Source: Financial Intelligence (Charles K. Amoah)

BoG breaks silence

On state of Ghana’s Economy
After remaining in the quiet for 120 days since its last meeting with the press on October 28, 2008, the Bank of Ghana (BoG) will on Tuesday, February 24, 2009 present its independent assessment of developments in the country’s economy.

The move is expected to restore investor and consumer confidence that has waned in recent times owing to uncertainties surrounding the true state of Ghana’s economy fuelled by recent political developments.

The findings of the central bank are also expected to inform policy makers on what policy directions to pursue this early quarter to salvage what has been described as “the declining fortunes of the domestic economy”.

The delay in the Monetary Policy Committee (MPC) meetings, analysts have noted, had given way to widespread speculations about the country’s current fiscal and monetary standing, and inflationary expectations, for which reason banks continue to raise their lending rates indiscriminately. The hikes in borrowing rates, coupled with a constantly depreciating local currency are reported to be hitting local businesses hard, especially those with high import bills.

In an interview with this reporter last Friday, Ms Esi Hammond, Public Relations Director of BoG, explained that the delay in the sitting of the MPC had not been deliberate, but had been caused by the current state of affairs.

She pointed out that the central bank has been working and has not been in any way distracted by the political tensions that characterised the recent elections.

“The MPC has been working within its mandate and had to wait for data from the statistics office, for government’s projections and programmes for the coming months, and these had delayed a little due to the transition”, she said.

A former central banker who had worked with the institution for over thirty years however expressed contrary views with regard to the long silence on the part of the monetary authority at a time many yearned to hear about the country’s economic assessment.

The banking magnate, who pleaded anonymity, stated that the bank’s pedigree as an independent institution, free of political manipulation has clearly been at stake over the past two months.

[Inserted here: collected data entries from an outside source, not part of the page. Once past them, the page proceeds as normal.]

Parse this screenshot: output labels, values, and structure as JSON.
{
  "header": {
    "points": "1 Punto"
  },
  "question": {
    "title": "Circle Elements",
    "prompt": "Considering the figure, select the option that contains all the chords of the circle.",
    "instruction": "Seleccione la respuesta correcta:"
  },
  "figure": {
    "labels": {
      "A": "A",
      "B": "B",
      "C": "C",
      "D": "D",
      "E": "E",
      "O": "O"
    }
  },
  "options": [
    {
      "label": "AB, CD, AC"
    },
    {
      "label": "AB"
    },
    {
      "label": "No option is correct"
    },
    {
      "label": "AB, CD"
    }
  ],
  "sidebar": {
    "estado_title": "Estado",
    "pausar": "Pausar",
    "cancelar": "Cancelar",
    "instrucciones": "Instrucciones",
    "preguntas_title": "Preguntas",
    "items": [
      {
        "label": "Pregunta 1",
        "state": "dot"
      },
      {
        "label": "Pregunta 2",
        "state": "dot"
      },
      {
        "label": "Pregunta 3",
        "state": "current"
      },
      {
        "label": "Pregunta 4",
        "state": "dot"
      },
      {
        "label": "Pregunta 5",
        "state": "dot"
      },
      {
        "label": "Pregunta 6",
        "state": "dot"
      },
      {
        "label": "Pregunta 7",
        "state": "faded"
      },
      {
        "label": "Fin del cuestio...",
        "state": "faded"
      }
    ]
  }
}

“The bank had had to take the difficult decision of kicking away an illustrious employee who served on several committees for his involvement in a major political contest. “Relieving Dr Mahamudu Bawumia of his post as a Deputy Governor was crucial for the bank to live up to its billing as an independent body”, he stressed.

He continued by saying that, “Whilst dealing with this internal challenge, the debate over whether the economy is broke or not also came up strongly creating serious problems for managers of monetary policy”.

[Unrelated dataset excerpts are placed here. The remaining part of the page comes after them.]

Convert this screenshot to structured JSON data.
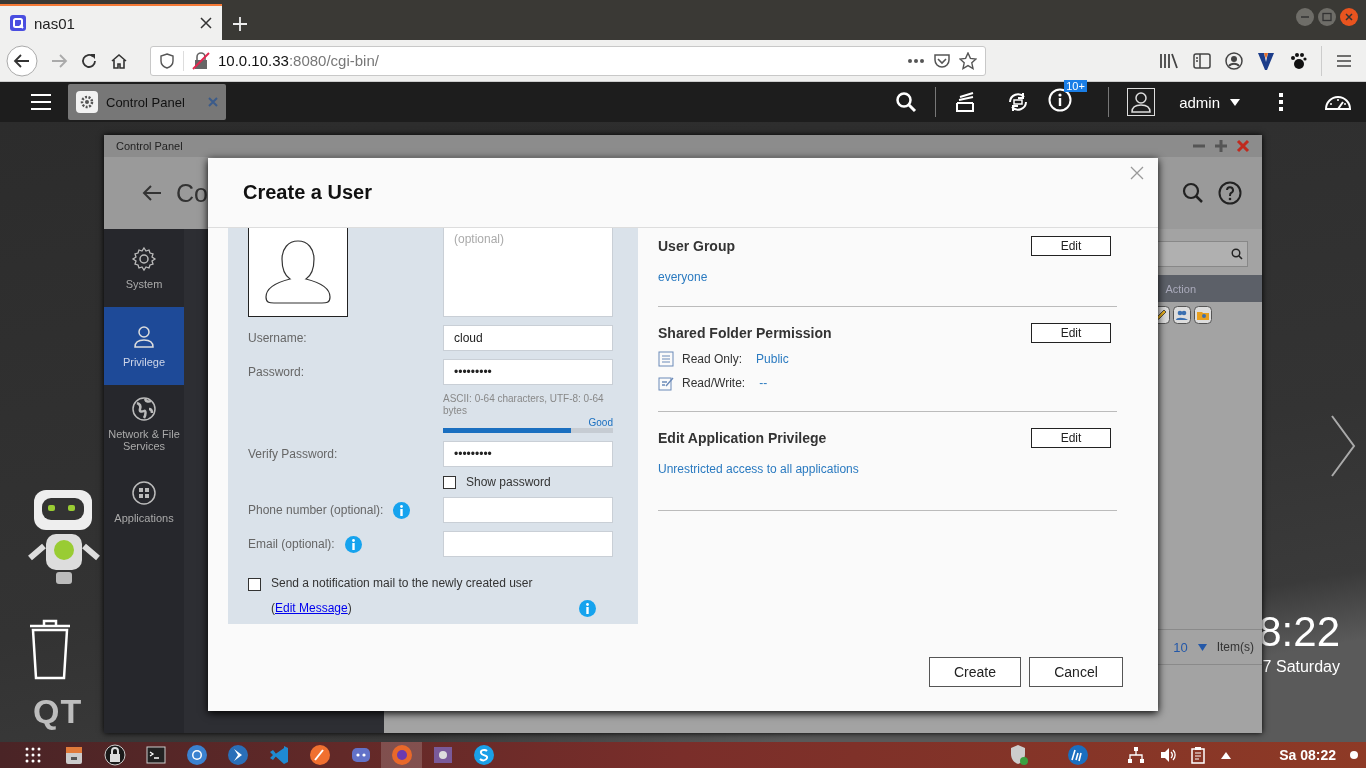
{
  "browser": {
    "tab_title": "nas01",
    "url_host": "10.0.10.33",
    "url_rest": ":8080/cgi-bin/"
  },
  "qts_bar": {
    "app_tab": "Control Panel",
    "badge": "10+",
    "user": "admin"
  },
  "desktop": {
    "logo": "QT",
    "clock": "8:22",
    "date": "7 Saturday"
  },
  "control_panel": {
    "title": "Control Panel",
    "heading": "Co",
    "sidebar": [
      {
        "label": "System",
        "selected": false
      },
      {
        "label": "Privilege",
        "selected": true
      },
      {
        "label": "Network & File Services",
        "selected": false
      },
      {
        "label": "Applications",
        "selected": false
      }
    ],
    "table_header": "Action",
    "page_size": "10",
    "pager_label": "Item(s)"
  },
  "dialog": {
    "title": "Create a User",
    "description_placeholder": "(optional)",
    "form": [
      {
        "kind": "input",
        "label": "Username:",
        "value": "cloud",
        "info": false
      },
      {
        "kind": "input",
        "label": "Password:",
        "value": "•••••••••",
        "info": false
      },
      {
        "kind": "hint",
        "text": "ASCII: 0-64 characters, UTF-8: 0-64 bytes"
      },
      {
        "kind": "meter",
        "reading": "Good",
        "level": 0.75
      },
      {
        "kind": "input",
        "label": "Verify Password:",
        "value": "•••••••••",
        "info": false
      },
      {
        "kind": "checkbox",
        "label": "Show password",
        "checked": false
      },
      {
        "kind": "input",
        "label": "Phone number (optional):",
        "info": true
      },
      {
        "kind": "input",
        "label": "Email (optional):",
        "info": true
      }
    ],
    "notification": {
      "checked": false,
      "text": "Send a notification mail to the newly created user (",
      "link": "Edit Message",
      "after": ")"
    },
    "sections": [
      {
        "kind": "text",
        "title": "User Group",
        "button": "Edit",
        "value": "everyone"
      },
      {
        "kind": "permissions",
        "title": "Shared Folder Permission",
        "button": "Edit",
        "rows": [
          {
            "label": "Read Only:",
            "value": "Public"
          },
          {
            "label": "Read/Write:",
            "value": "--"
          }
        ]
      },
      {
        "kind": "text",
        "title": "Edit Application Privilege",
        "button": "Edit",
        "value": "Unrestricted access to all applications"
      }
    ],
    "buttons": [
      "Create",
      "Cancel"
    ]
  },
  "taskbar": {
    "clock": "Sa 08:22"
  }
}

According to the former central bank official, any comment by the Bank of Ghana at the time would have been interpreted to mean a support for one of the factions.

He commended the Governor and his team for keeping their acts together during those challenging moments.

The BoG Act 2002, Act 612 grants the bank operational independence in the conduct of monetary policy aimed at ensuring basically price stability. To enhance the management of monetary policy, the Act provides for the establishment of a Monetary Policy Committee (MPC), comprising five representatives of the central bank and two nominees of the Government.

The committee normally meets for a three day period every other month, or six times per year, during which a wide range of economic indicators are presented and carefully analysed.

The MPC later presents detailed assessment of developments in the economy to the public which keeps them well informed, and therefore anchors their expectations.

The bank’s inflation targeting policy framework which it formerly adopted on May 21, 2007 has worked to minimize the problem of inflation bias that arises under economic agents’ uncertainty concerning the credibility of the central bank’s commitment.